Party, politics and the city wall

13 06 2009
Local kids in Murad Khane make use of the water pump while the playground is still being built

Local kids in Murad Khane make use of the water pump while the playground is still being built

Life is different here but people learn to adapt if they are to stay and survive. During Thursday’s team meeting there was the tell-tail thumping beat as a Chinook helicopter, followed by a sizable dust storm, and a Black Hawk helicopter landed a few hundred yards away outside the Ministry of Defence. I realise now that that brief flurry in the distance pails in comparison to sitting in the site hut in Gibraltar three years ago as a Tornado fighter jet warmed up less than 100 yards away. Noise that stops your brain working.

Two friends came to visit the fort on Thursday. As I showed them around both girls questioned the need for the armed guards. In a city where every significant road junction and building has police and/or army presence, for whom my safety is not necessarily their main priority, I am reassured that there are a few well trained locals who are keeping an eye out for me.

One Aussie I spoke to last week has been here three years. In Kabul that is veteran status. Used to keeping busy I am looking for longer term interests. Skiing in the Hindu Kush and duck shooting in the Panshir Valley are the best I’ve heard so far. Not to mention that there are some pretty tempting peaks visible from my room – minefields notwithstanding. Unfortunately my new love, a Ducati motorcycle will stick out like Pamela Anderson on Baywatch so will have to stay in London for the time being.

My industrious site foreman Nural Hak perusing a problem

My industrious site foreman Nural Hak perusing a problem

Building – I’ve now spent two weeks on site and the learning curve has been steep. The site itself is relatively small, the design and function relatively simple, and the workers are keen when motivated. However it is the level of negotiation and discussion that my day to day work involves that surprises me. I am used to difficult clients and distrustful communities suspicious of greed or egocentrics but the local counter-current is founded on a wariness of the visitor, even those working here for years. Already rewarding, real progress will come by building relationships and proving non-traditional approaches such as insulating walls we are prototyping.

I am reading a book about an American climber who, returning from a failed attempt on K2, took a wrong turn and wandered into a mountain village. Helped by their instinctive hospitality in returning him to health he then realises that he can help both himself and the village by building them a school. As work progresses steadily he encourages the workers to speed up and complete the building before winter arrives. The advice the village leader gives him is to allow the work to proceed at the pace mountain life has done forever – with slow consideration.

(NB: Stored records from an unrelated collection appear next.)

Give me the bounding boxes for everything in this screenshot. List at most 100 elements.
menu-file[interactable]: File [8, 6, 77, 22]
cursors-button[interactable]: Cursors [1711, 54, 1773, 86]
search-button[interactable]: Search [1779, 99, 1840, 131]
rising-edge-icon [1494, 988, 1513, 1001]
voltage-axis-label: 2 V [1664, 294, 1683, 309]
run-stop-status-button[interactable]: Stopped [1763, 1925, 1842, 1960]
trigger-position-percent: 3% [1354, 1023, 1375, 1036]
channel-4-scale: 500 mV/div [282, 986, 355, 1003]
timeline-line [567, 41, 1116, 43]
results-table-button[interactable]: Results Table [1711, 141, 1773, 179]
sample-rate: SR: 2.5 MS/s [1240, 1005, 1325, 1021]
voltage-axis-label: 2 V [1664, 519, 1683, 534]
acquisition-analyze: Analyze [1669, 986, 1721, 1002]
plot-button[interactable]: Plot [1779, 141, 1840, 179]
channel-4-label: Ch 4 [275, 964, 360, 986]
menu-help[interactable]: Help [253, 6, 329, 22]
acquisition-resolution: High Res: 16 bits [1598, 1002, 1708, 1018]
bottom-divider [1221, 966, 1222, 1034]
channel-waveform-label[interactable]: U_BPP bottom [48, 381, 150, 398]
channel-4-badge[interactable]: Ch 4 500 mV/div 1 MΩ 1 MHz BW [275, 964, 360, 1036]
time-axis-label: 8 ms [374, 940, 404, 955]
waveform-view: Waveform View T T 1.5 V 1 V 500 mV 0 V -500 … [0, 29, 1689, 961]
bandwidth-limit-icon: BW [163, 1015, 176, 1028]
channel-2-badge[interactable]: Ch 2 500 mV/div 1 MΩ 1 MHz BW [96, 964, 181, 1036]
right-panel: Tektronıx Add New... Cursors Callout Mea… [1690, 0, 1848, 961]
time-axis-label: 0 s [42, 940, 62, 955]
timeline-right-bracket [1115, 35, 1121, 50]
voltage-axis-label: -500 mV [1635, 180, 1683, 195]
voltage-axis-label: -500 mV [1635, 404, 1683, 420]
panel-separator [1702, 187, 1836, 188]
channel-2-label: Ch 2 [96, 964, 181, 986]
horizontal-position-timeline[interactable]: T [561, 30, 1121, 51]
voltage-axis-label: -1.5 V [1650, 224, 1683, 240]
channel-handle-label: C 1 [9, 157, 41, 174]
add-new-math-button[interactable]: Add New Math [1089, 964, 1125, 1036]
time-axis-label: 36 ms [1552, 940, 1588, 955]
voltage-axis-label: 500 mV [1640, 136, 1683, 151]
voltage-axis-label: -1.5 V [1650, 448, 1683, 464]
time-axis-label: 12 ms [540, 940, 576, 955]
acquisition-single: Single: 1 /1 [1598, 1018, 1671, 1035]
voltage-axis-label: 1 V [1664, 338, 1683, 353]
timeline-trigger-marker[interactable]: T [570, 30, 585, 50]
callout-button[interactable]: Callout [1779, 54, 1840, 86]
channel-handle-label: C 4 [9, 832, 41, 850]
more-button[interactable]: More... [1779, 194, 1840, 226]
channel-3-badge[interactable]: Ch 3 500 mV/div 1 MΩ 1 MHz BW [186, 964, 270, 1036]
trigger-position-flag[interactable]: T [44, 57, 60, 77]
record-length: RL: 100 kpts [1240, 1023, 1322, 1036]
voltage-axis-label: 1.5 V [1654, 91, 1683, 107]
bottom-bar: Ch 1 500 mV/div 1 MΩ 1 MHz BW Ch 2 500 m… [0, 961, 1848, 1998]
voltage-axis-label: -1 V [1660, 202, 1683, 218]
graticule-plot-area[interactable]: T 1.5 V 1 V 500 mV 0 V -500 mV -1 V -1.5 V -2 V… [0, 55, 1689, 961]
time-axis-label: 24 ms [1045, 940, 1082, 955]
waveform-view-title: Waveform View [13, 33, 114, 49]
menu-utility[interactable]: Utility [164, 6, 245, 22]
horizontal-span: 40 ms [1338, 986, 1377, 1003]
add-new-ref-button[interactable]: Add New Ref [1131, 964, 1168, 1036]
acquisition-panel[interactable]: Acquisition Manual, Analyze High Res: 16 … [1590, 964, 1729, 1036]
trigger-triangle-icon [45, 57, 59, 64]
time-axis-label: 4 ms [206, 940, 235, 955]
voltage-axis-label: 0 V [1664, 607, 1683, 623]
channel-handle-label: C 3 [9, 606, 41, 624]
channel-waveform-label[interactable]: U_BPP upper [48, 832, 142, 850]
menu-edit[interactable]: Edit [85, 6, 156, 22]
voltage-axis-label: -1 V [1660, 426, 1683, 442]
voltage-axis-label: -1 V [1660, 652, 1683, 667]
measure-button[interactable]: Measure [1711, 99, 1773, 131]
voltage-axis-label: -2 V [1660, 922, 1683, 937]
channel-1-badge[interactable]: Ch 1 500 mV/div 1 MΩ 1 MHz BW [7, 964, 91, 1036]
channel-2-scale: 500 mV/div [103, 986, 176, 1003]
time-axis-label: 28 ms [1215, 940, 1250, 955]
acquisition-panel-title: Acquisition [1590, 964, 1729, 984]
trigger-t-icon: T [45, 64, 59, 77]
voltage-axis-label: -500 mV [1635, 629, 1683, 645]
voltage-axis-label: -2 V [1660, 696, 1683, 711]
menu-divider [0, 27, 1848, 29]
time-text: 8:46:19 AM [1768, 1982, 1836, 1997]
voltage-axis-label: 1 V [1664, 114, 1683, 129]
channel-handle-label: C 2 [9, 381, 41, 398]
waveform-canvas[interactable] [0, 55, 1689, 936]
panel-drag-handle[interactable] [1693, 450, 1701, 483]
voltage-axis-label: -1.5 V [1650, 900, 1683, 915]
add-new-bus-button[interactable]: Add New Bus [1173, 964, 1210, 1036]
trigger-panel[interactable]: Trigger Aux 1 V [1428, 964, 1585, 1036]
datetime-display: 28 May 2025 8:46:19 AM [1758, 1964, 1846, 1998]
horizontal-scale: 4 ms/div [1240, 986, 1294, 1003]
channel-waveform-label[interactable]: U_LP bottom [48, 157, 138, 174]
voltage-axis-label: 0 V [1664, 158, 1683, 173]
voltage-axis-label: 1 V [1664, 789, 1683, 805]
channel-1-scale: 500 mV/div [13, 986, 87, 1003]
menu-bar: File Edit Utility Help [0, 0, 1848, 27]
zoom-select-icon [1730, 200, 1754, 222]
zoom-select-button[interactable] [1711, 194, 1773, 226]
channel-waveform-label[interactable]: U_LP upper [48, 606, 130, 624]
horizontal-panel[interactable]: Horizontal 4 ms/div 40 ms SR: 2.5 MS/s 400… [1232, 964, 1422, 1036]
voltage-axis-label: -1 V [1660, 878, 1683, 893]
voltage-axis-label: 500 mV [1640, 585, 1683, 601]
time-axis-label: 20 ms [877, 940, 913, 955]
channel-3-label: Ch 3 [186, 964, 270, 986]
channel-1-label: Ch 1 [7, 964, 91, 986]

Soon there will be bigger politics to worry about with national elections in August.

On Wednesday ten of us celebrated my 33rd birthday with a meal and a drink in town. On Thursday night, the end of the Afghan working week, we had a party at a friend’s house in a part of town popular with those who live out of organised accommodation. When that wound down we went around the corner to another party hosted by two British journalists one of whom, Jon Boone is cousin to Jos. With over a dozen shiny 4x4s parked outside along with their respective security contractor cum drivers it was not difficult to find. Another surprise was the 150 well-oiled guests to be found gathered within this security conscious, tee-total city. Those more concerned about their curfews start to leave after midnight. At 4am we say good bye to the dance floor, bid our generous host farewell and head off in a taxi.

Friday (Afghan weekend) is spent sweating out Thursday, first on the rowing machine and then in the Hamaam, our very own steam baths. Fired up on a Thursday evening it hits full heat by lunchtime and leaves me feeling almost human. On Saturday we walk the city walls that ridge-line the hills above Kabul. During the two hour walk you can begin to understand how and where the city’s 3-5 million people live and work as well as what it’s like to try and defend this lively region. Photos to follow once I work out how to get bluetooth working on my phone and laptop at the same time.

Many thanks to those who sent Birthday greetings as well as the comments left here and elsewhere.